I was soo happy, am so happy, for Angie and Kyle; but sad for myself, for Paul. I hope that everyone can try to understand that the happiness I had for my sister and brother-in-law was in no way replaced by my own selfish sadness that was accompanied by a very small undertone of jealousy..though by this point that small undercurrent was pretty much abolished.

I was thankful for the wind and the warm weather that the day had brought with it because if not for that weather I am quite certain my tears would have stained my cheeks. I cried because I was happy, I cried because I was sad, I was a little angry at myself for letting my emotions get the best of me, a little angry with God for giving me this situation but at the same time thankful for his guidance and his love. I was sad that it was me having to struggle though I would NEVER wish this struggle on anyone else, not even my greatest enemy. I had to give it all to God before I went in the house because I wasn't sure that if I held onto it all myself I would be able to handle it..that I would be able to keep from crying or laughing or standing on my head in the corner of the room.

I didn't want to take away from their happiness..I didn't want to make what was soo special for them less special because I have issues because I know that if the situation were reversed she wouldn't either. I guess I have to confess that I miss Angie..I shared this whole experience with her and she has been wonderfully supportive about everything and she is always there for me, always has been. I haven't been sharing as much with Angie as I used to for fear of ruining something for her though I am not really convinced I could.
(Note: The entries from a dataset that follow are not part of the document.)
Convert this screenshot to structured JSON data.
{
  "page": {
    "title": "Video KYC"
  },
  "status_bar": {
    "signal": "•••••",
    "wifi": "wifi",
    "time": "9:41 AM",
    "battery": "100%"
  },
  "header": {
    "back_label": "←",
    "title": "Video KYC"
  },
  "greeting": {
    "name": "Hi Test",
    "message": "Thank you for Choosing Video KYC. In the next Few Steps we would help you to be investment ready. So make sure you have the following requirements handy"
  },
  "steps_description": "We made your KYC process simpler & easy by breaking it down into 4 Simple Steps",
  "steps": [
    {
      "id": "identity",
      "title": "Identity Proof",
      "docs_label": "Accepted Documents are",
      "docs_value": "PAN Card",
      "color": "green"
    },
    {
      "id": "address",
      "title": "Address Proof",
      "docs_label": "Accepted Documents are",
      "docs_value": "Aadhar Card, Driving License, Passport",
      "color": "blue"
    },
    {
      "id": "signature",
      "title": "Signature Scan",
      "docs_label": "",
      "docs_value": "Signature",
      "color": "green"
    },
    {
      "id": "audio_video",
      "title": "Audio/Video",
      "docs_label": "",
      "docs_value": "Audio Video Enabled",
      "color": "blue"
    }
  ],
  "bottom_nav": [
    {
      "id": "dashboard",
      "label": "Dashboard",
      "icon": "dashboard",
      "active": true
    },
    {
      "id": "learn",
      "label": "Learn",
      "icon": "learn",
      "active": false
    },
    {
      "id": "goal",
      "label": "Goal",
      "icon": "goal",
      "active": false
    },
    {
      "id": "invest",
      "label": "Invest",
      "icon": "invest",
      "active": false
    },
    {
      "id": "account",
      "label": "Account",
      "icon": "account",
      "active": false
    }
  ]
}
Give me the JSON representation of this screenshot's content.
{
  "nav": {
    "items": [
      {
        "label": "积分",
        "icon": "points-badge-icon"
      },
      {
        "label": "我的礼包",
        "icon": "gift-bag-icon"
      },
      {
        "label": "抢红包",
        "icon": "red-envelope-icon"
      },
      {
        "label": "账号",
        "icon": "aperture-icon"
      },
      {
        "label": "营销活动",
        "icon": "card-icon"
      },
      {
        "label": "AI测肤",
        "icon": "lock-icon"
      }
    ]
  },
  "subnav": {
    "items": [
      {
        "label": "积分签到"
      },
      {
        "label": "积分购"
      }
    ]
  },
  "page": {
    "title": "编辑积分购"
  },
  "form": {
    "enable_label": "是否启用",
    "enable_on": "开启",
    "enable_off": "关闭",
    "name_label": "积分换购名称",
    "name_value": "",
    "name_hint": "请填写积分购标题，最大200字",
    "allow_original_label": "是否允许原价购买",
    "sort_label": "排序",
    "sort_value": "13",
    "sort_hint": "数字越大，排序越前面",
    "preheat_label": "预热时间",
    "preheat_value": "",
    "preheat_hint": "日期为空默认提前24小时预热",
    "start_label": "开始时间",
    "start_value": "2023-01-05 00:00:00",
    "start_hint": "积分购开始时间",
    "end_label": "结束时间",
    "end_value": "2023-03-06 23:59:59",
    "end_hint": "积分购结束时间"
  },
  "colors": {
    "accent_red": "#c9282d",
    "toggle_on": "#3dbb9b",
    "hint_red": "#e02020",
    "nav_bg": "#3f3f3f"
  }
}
My accident was during the same time she was in labor with Kade and the next morning when I heard from her I just remember sitting and crying as hard as I ever had for about 10 minutes all the while smiling and being so overjoyed that he was here. It was the same reaction that I had when I held him for the first time (or rather after I left the house that night) and still now I cry and laugh and smile and be happy and sad all at the same time.

I am not really sure why I felt like I should share this but I really felt like I should. I don't want people, particularly Angie, to feel weird or guilty or sad for me or anything like that because that isn't what I am trying to accomplish by sharing these experiences. I love Kade the same as I love Evee and Monkey (my niece and nephew from another step sister) and I am so glad that I have them in my life because they always make me smile! If I never have a child of my own I am still blessed because I get to have these wonderful children and people in my life!